# Operation Mincemeat



## pardus (May 8, 2008)

Operation Mincemeat was a highly successful British deception plan during World War II which convinced the German High Command (OKW) that the Allies would invade the Balkans and Sardinia instead of the island of Sicily, the actual objective. The operation called for making the Germans believe that they had, by accident, intercepted highly classified documents detailing future Allied war plans, and part of Mincemeat's success lay in the unusual nature of the operation: the plans were attached to a corpse deliberately left to wash up on a Spanish beach. The story was subsequently told in a book and later film as 'The Man Who Never Was'.
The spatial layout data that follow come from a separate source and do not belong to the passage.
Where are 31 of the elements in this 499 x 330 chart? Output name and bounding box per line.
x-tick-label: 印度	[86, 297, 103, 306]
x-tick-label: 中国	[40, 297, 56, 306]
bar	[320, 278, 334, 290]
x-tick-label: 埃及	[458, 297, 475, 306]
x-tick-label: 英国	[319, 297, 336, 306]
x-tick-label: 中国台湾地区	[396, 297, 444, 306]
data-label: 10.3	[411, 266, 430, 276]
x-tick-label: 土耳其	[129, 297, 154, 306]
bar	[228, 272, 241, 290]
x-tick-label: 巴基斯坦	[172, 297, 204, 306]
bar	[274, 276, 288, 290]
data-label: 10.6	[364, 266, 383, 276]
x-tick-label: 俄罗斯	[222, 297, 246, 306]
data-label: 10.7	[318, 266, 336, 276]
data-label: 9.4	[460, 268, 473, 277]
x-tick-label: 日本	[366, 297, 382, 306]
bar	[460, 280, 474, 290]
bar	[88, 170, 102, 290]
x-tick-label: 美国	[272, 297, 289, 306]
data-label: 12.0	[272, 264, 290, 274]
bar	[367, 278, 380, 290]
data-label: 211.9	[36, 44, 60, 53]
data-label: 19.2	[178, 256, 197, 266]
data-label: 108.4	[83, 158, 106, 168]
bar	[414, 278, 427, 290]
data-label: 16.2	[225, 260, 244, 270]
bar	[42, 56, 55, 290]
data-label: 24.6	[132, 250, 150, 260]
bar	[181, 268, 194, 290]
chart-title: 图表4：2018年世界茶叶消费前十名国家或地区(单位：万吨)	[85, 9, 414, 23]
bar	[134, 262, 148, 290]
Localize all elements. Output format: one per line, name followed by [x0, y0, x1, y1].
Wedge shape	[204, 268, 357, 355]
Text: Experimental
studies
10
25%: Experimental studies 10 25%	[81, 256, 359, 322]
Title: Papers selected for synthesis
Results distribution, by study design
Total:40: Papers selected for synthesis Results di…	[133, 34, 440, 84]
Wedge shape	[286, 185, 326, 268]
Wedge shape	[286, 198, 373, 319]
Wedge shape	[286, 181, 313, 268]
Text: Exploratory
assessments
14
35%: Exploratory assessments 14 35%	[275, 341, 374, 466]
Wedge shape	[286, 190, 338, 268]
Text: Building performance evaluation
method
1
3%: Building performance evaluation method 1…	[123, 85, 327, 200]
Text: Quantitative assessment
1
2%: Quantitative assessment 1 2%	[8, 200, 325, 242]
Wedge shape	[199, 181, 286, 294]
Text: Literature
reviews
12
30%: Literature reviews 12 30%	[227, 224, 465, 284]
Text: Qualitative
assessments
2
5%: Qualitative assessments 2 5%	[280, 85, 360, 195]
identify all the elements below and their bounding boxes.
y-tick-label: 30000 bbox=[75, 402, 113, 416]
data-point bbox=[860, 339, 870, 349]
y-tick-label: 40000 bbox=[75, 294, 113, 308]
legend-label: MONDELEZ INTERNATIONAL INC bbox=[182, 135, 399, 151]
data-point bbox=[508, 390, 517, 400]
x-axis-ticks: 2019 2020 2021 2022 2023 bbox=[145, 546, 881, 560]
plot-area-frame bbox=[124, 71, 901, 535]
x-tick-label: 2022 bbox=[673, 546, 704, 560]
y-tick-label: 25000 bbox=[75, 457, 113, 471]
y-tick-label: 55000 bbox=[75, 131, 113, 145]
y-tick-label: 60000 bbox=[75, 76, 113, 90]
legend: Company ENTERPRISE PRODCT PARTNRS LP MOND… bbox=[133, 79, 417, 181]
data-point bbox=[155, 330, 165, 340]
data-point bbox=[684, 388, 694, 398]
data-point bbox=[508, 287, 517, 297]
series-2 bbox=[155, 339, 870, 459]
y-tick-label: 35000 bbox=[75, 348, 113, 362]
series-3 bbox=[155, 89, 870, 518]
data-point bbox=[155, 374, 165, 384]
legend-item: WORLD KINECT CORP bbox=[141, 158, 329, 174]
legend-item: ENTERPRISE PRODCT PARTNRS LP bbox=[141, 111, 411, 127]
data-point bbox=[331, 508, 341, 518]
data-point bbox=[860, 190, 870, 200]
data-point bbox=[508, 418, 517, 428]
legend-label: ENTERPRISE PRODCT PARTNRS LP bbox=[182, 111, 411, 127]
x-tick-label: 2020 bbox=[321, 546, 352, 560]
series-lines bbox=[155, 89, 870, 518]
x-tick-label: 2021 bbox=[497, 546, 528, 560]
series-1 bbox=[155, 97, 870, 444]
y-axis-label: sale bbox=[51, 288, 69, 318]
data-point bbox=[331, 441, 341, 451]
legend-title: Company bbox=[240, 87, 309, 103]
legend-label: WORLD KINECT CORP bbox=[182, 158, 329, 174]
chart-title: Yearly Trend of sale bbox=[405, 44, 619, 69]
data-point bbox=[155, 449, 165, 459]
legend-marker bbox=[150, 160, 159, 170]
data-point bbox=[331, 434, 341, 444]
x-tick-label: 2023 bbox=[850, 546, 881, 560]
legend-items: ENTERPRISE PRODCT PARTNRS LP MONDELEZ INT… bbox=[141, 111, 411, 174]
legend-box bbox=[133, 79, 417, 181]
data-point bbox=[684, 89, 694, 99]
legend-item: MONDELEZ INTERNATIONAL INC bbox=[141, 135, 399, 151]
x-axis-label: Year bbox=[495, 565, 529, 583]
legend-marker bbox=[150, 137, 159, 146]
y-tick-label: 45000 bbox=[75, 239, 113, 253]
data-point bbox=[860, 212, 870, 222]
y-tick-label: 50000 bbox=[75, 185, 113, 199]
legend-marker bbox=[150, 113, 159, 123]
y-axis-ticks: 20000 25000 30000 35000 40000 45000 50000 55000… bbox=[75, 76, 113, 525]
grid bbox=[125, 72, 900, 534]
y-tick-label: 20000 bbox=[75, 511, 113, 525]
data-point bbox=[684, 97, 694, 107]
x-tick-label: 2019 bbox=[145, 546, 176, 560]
http://en.wikipedia.org/wiki/Operation_Mincemeat


----------



## 0699 (May 8, 2008)

Excellent book.  I read it when I was 12-13.  I ran across an old copy in a used book store a few years ago and now it holds a nice quiet place on my "WW II" shelf.


----------



## zeikooc (May 8, 2008)

0699 said:


> Excellent book. I read it when I was 12-13. I ran across an old copy in a used book store a few years ago and now it holds a nice quiet place on my "WW II" shelf.


 
I read the same book. I found that story freaking awesome


----------



## SpitfireV (May 10, 2008)

I had a Reader's Digest Condensed book of WW2 books and this was in it. Great story, fascinated me as a child. I think it was all the work that went into making everything look legit. Learned a lot of lessons about thinking about how things look from the other side when you're trying to con someone.


----------